Moving corporafromtheweb.org to webcorpora.org!

Bookmark http://www.webcorpora.org now in order to stay in touch with the COW!

We are in the process of reorganising our infrastructure. Our corpus server webcorpora.org will move to a site at Humboldt-Universität zu Berlin in 2022. (Registered users will be informed in time, and there won’t be any significant downtime.) The information provided here on corporafromtheweb.org will also be moved to the new server in the form of concise technical descriptions of the corpora provided. Please update your bookmarks!

What is COW?

The COW (COrpora from the Web) corpora are the result of an ongoing project which has the goal of determining the value of linguistic material collected from the World Wide Web for fundamental linguistic research. The data are made available to a limited audience of collaborators within the linguistic community. Work on COW is supported by the German Research Council (Deutsche Forschungsgemeinschaft, DFG) in the form of the project Linguistic web characterization and web corpus creation (SCHA1916/1-1).

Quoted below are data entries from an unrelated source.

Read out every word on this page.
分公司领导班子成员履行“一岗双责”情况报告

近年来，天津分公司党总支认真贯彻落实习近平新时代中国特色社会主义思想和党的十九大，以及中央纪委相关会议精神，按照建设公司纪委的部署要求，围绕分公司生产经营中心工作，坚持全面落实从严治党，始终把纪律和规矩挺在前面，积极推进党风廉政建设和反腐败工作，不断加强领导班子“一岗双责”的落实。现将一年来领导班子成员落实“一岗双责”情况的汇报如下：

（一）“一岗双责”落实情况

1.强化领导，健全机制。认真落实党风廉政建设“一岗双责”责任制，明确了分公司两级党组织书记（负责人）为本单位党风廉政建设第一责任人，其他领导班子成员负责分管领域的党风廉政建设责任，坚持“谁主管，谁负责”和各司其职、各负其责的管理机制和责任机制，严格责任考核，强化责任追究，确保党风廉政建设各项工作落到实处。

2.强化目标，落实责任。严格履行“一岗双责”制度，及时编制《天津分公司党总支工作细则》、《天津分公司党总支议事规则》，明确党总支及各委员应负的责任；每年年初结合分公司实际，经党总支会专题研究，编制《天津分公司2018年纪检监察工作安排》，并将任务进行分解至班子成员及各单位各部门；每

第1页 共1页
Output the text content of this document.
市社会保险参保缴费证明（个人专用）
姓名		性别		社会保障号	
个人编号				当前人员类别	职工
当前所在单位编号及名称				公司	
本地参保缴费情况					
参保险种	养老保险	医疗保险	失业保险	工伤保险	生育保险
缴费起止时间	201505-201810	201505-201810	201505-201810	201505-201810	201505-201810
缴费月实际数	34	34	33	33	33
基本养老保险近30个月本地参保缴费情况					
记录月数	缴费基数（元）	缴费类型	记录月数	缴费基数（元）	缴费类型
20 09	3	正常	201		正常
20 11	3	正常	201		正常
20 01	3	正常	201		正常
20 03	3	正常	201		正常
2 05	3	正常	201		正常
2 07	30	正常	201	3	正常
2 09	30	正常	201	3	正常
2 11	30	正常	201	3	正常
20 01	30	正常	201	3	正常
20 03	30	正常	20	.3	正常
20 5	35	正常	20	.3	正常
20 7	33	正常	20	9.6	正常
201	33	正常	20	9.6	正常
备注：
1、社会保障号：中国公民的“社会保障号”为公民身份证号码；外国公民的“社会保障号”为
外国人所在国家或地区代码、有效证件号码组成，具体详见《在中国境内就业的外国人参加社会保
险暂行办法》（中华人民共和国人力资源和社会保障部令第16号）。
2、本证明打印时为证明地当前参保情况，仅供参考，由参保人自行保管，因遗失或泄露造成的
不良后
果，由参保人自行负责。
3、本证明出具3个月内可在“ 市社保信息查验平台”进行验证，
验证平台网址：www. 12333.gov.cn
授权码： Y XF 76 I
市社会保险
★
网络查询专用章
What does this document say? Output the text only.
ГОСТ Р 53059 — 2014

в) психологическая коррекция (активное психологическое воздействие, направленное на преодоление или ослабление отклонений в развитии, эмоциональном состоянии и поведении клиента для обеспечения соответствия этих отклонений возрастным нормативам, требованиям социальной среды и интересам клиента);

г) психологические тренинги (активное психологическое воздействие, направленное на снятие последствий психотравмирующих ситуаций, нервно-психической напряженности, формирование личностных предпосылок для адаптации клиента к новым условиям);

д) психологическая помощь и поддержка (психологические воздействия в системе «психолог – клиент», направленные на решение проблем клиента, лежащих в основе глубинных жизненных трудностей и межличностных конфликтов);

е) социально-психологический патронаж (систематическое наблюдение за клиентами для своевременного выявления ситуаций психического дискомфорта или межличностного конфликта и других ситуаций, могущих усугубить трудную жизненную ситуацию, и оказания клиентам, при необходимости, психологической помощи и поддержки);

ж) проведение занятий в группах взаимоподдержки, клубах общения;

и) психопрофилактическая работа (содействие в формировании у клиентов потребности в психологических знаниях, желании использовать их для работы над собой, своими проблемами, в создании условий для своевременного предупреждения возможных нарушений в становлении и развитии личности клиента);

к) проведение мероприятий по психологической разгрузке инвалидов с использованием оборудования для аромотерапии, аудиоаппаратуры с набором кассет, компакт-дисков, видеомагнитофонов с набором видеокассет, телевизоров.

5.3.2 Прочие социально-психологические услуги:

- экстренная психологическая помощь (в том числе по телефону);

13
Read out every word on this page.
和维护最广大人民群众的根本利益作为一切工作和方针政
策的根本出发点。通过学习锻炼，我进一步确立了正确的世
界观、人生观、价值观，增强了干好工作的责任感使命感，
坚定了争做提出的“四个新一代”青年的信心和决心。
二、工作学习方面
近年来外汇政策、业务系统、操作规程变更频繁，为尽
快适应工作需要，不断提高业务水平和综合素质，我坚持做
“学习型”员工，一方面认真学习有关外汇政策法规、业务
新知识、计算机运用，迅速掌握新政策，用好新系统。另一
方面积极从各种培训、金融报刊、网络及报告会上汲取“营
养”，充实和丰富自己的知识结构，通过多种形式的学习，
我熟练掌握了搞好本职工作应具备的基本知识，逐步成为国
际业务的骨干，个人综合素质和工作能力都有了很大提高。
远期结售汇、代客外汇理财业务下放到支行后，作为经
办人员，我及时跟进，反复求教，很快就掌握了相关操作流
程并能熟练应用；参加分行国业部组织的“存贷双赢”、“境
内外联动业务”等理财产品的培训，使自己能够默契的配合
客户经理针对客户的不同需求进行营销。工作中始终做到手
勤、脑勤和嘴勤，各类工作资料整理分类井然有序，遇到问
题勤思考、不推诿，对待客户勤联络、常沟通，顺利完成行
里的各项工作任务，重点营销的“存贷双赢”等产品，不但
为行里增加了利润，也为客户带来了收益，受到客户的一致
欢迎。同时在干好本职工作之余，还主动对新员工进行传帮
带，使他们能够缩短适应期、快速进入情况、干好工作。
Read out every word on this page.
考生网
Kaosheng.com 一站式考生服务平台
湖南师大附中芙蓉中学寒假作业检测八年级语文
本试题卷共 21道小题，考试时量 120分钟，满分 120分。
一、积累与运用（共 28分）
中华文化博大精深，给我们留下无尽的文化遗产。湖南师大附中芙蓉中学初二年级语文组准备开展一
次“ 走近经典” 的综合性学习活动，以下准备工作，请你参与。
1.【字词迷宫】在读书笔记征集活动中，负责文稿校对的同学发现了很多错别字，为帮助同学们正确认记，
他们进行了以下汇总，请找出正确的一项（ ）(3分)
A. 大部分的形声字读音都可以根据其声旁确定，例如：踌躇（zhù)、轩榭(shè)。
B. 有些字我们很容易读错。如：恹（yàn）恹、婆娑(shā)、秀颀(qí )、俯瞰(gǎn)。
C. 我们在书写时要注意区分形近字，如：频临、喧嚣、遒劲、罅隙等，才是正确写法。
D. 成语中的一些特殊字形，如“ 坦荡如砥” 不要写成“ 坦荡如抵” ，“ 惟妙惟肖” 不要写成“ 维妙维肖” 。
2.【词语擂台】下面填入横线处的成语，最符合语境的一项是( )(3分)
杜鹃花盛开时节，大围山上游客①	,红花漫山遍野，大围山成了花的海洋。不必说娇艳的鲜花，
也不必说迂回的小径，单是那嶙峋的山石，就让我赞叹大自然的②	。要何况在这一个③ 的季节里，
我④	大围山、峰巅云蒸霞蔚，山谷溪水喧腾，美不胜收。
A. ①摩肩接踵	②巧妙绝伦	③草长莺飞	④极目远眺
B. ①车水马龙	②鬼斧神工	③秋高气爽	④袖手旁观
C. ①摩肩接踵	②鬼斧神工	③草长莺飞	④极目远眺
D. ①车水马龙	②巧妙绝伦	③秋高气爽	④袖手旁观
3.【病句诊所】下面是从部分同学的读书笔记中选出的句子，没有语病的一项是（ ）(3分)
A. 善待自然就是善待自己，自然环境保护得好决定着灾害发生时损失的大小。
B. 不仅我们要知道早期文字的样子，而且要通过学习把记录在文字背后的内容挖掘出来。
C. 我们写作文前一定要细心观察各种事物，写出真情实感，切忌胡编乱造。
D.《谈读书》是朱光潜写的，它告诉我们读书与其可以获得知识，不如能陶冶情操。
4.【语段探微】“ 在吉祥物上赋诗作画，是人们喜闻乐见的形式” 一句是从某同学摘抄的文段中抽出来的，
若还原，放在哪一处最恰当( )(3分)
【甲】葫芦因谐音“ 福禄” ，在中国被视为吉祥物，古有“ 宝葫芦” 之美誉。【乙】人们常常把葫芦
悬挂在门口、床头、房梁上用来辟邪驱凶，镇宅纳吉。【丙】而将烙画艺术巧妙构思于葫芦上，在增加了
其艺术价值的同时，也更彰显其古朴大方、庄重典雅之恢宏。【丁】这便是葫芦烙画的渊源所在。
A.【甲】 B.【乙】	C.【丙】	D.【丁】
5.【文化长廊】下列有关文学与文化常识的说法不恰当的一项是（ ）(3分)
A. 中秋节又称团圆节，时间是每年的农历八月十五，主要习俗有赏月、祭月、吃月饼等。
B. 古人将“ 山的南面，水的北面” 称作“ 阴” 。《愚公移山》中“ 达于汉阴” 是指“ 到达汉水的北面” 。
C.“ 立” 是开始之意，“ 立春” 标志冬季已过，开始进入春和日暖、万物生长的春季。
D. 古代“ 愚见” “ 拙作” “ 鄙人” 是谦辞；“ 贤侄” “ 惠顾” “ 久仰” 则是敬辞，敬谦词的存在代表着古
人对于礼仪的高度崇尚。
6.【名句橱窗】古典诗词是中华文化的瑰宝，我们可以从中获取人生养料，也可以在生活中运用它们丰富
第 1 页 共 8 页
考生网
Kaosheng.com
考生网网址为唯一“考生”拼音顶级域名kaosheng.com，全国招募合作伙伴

In essence, COW is a collection of linguistically processed gigatoken web corpora created by Felix Bildhauer and Roland Schäfer at Freie Universität Berlin.

We have corpora in Dutch, English, French, German, Spanish, Swedish. The fourth-generation COW16 corpora available for English, French, German, and Spanish add a lot of linguistic annotation and provide a much higher data quality, especially for German and French.

Access to COW is provided at webcorpora.org.